Un día, un barrendero de Alejandría encontró, mientras limpiaba una acera, una magnífica piedra preciosa. Pensó maravillado:
- ¿Será un diamante? Iré a ver al joyero para que lo examine.
Se dirigió al punto a ver al experto. Éste le dijo:
- Es, efectivamente, un diamante. El problema es que aquí nadie podrá decirte su valor. Para saberlo, tendrías que ir a Inglaterra.
- ¡A Inglaterra! –respondió el barrendero atónito–. Pero ¿cómo puedo ir yo allí?
- ¡Espabílate!
El hombre vendió todo cuanto tenía, fue a ver a un pirata que poseía una nave y le dijo:
- No tengo más que este diamante… Y es preciso que vaya a Inglaterra para que me lo valores. Te pagaré una vez allí, cuando lo haya vendido.
El pirata aceptó. Ordeno a la tripulación que le dieran el mejor camarote y rodeó de respeto a su nuevo viajero, pues se trataba de un hombre rico.
El viaje se desarrolló tranquilamente. Pero, un buen día, tras haber comido, el barrendero se durmió en la mesa, con el diamante puesto cerca de él.
Durante su sueño, vino un miembro de la tripulación a limpiar el camarote. Cogió el mantel sin prestar atención y lo sacudió por encima de la borda… y el diamante desapareció junto con las migajas en el océano…
Al despertar, el árabe se sintió morir. Se dio cuenta de que se hallaba en una situación extremadamente precaria, ya que no tenía nada con que apagar su viaje. Sabía lo que le esperaba.

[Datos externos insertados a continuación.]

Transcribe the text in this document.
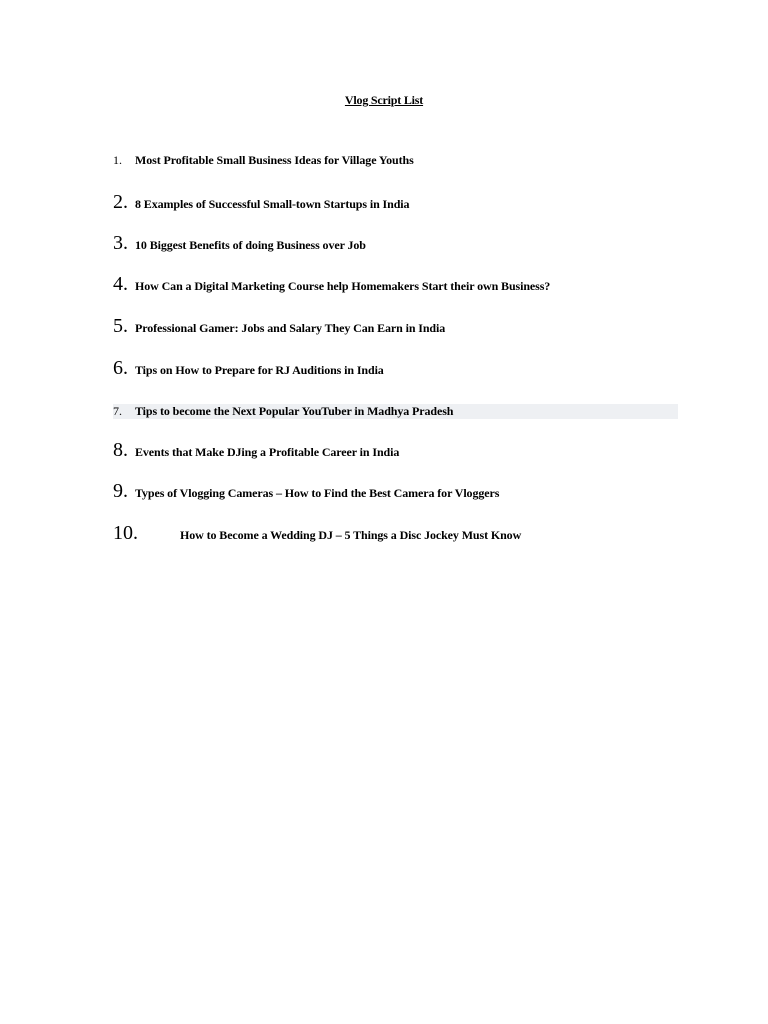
Vlog Script List
1.	Most Profitable Small Business Ideas for Village Youths
2. 8 Examples of Successful Small-town Startups in India
3. 10 Biggest Benefits of doing Business over Job
4. How Can a Digital Marketing Course help Homemakers Start their own Business?
5. Professional Gamer: Jobs and Salary They Can Earn in India
6. Tips on How to Prepare for RJ Auditions in India
7.	Tips to become the Next Popular YouTuber in Madhya Pradesh
8. Events that Make DJing a Profitable Career in India
9. Types of Vlogging Cameras – How to Find the Best Camera for Vloggers
10.	How to Become a Wedding DJ – 5 Things a Disc Jockey Must Know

Se dijo:
- ¡Si me dejo vencer por el desánimo, mi muerte es segura!... Trataré de poner buena cara al mal tiempo y esperaré a ver qué pasa.
Y esto es lo que hizo. Abandonó el camarote como si nada ocurriera y fingió una serenidad absoluta. El viaje prosiguió sin más problemas. Aunque no le llegaba la camisa al cuerpo, nuestro hombre no dejó traslucir nada y el pirata se siguió mostrando tan respetuoso como antes con él. Un buen día, este último le dijo:
- Tengo una cosa importante que preguntarle. Es usted un hombre poderoso. Siento por usted una gran admiración. Sabe que la nave va cargada de trigo. El problema es que, al llegar a Inglaterra, las autoridades no querrán confiar en mí. Puede que me pidan que pague unas tasas exorbitantes… O tal vez me digan que esta carga la he robado… No sé qué problemas me van a crear, pero, a fin de evitarlos, ¿me permitiría usted poner este cargamento a su nombre?
El barrendero aceptó sin discusión. El pirata añadió:
- En Inglaterra, ya lo arreglaremos. Le daré una comisión.
El pirata le hizo firmar distintos papeles que hicieron al árabe propietario de toda la carga.
Una vez en Inglaterra, el pirata vendió su cargamento a muy buen precio. Se vio en posesión de una gran fortuna, pero fulminado por un repentino ataque cardiaco murió justo después. El producto de la venta fue a parar entonces a nuestro barrendero que finalmente se salió con la suya y se hizo rico.
NOTA: Bajo estos cuentos subyace una moraleja o enseñanza básica que hay que desentrañar cautelosamente, no debe uno precipitarse ni tergiversar la información en él presente.